Two free packages bottled of water are being offered per household as long as supplies last for North Hopkins Water Supply Corporation customers to assist them until water levels and pressure are sufficiently improved to pump water to all customers, according to Hopkins County Emergency Management Coordinator Andy Endsley. Look for the pallets stacked with cases of water at Joe Bob’s at the corner of State Highway 19 and FM 71.
The City of Sulphur Springs, twice over the weekend, turned off North Hopkins WSC’s water, leaving residents who receive water from NHWSC’s 2,500 meters on more 300 miles of lines without water. City Manager Marc Maxwell said the decision was due to the low water pressure and high water usage by NHWSC following last week’s storms, typically an indicator or significant water leaks. The above normal amount of water being pumped from Sulphur Springs to NHWSC had drained the water towers in Sulphur Springs. Until a plan was devised by NHWSC and provided to the City of Sulphur Springs, Maxwell reported Sunday, the water in NHWSC would only be turned on for about 2 hours each morning.
NHWSC reported shutting off over 100 meters that had leaks on the customer side of the meter and have been looking for leaks on their supply lines as well. NHWSC has received help from area volunteer fire departments and the Hopkins County Sheriff’s Office as well. Shutting off these meters has helped alleviate some of the problem but still more needs to be done.

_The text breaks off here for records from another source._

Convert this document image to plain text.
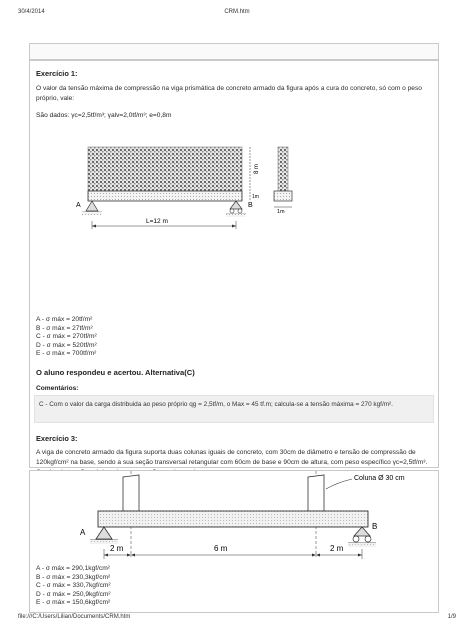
30/4/2014	CRM.htm
Exercício 1:
O valor da tensão máxima de compressão na viga prismática de concreto armado da figura após a cura do concreto, só com o peso próprio, vale:
São dados: γc=2,5tf/m³; γalv=2,0tf/m³; e=0,8m
A	B
L=12 m
8 m
1m
1m
A - σ máx = 20tf/m²
B - σ máx = 27tf/m²
C - σ máx = 270tf/m²
D - σ máx = 520tf/m²
E - σ máx = 700tf/m²
O aluno respondeu e acertou. Alternativa(C)
Comentários:
C - Com o valor da carga distribuida ao peso próprio qg = 2,5tf/m, o Max = 45 tf.m; calcula-se a tensão máxima = 270 kgf/m².
Exercício 3:
A viga de concreto armado da figura suporta duas colunas iguais de concreto, com 30cm de diâmetro e tensão de compressão de 120kgf/cm² na base, sendo a sua seção transversal retangular com 60cm de base e 90cm de altura, com peso específico γc=2,5tf/m³.
Coluna Ø 30 cm
A
B
2 m	6 m	2 m
A - σ máx = 290,1kgf/cm²
B - σ máx = 230,3kgf/cm²
C - σ máx = 330,7kgf/cm²
D - σ máx = 250,9kgf/cm²
E - σ máx = 150,6kgf/cm²
file:///C:/Users/Lilian/Documents/CRM.htm	1/9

The lack of water Monday resulted in Sulphur Bluff and North Hopkins schools having to cancel classes for the day.
City and NHWSC officials discussed the matter during Hopkins County Commissioners Court, then joined forces immediately afterward to develop a plan for finding leaks. NHWSC’s water valves were turned back on at 10 a.m. Monday, Feb. 22, but officials said it could be several hours until enough is pumped and re-pressurized to reach residents, and depending when the source(s) of the low pressure is(are) determined it could take even longer. In an effort to get water directly to residents, NHWSC has the last few days bypassed filling up the tank in the Dike area. Residents have reported they haven’t had any water in days.
North Hopkins Water Supply Corporation, like the City of Sulphur Springs, is now offer a 1-million gallon reward to its customers who find a major water leak on their system. A major water leak is defined as a leak on a main line not a service lateral. Additionally, NHWSC is also offering a 100,000-gallon reward for customers who turn in a leak on a service lateral to a vacant building or vacant home.
Both reward offers are good for the next 48 hours beginning at 10 a.m. Monday, Feb. 22. People who identify such a leak should call it in to the Hopkins County Sheriff’s office at 903-438-4040. The city will back up the Hopkins County Water Supply Corporation with the free water for those customers who identify leaks.
County emergency management team was slated to send a small army of people to North Hopkins to look for leaks. Since they can’t find leaks if the water is not on, the city restored water to the district starting at 10 a.m. It was expected to take a few hours to pressurize the entire system.
It would seem the efforts being made Monday to locate water leaks have been successful, with at least a four located Monday. Maxwell reported while NHWSC’s usage was still pretty high, the City of Sulphur Springs’ water towers had filled by about 3:30 p.m. and were still holding water at 7:15 p.m. Feb. 22.
Just before 8 p.m., what appeared to be a NHWSC main line rupture was reportedly located on FM 2285 at FM 71, which officials said should help with the WSC’s water issues.
NHWSC asks that customers conserve water when it is restored they can so that the system can fill back up more quickly and leaks can be identified.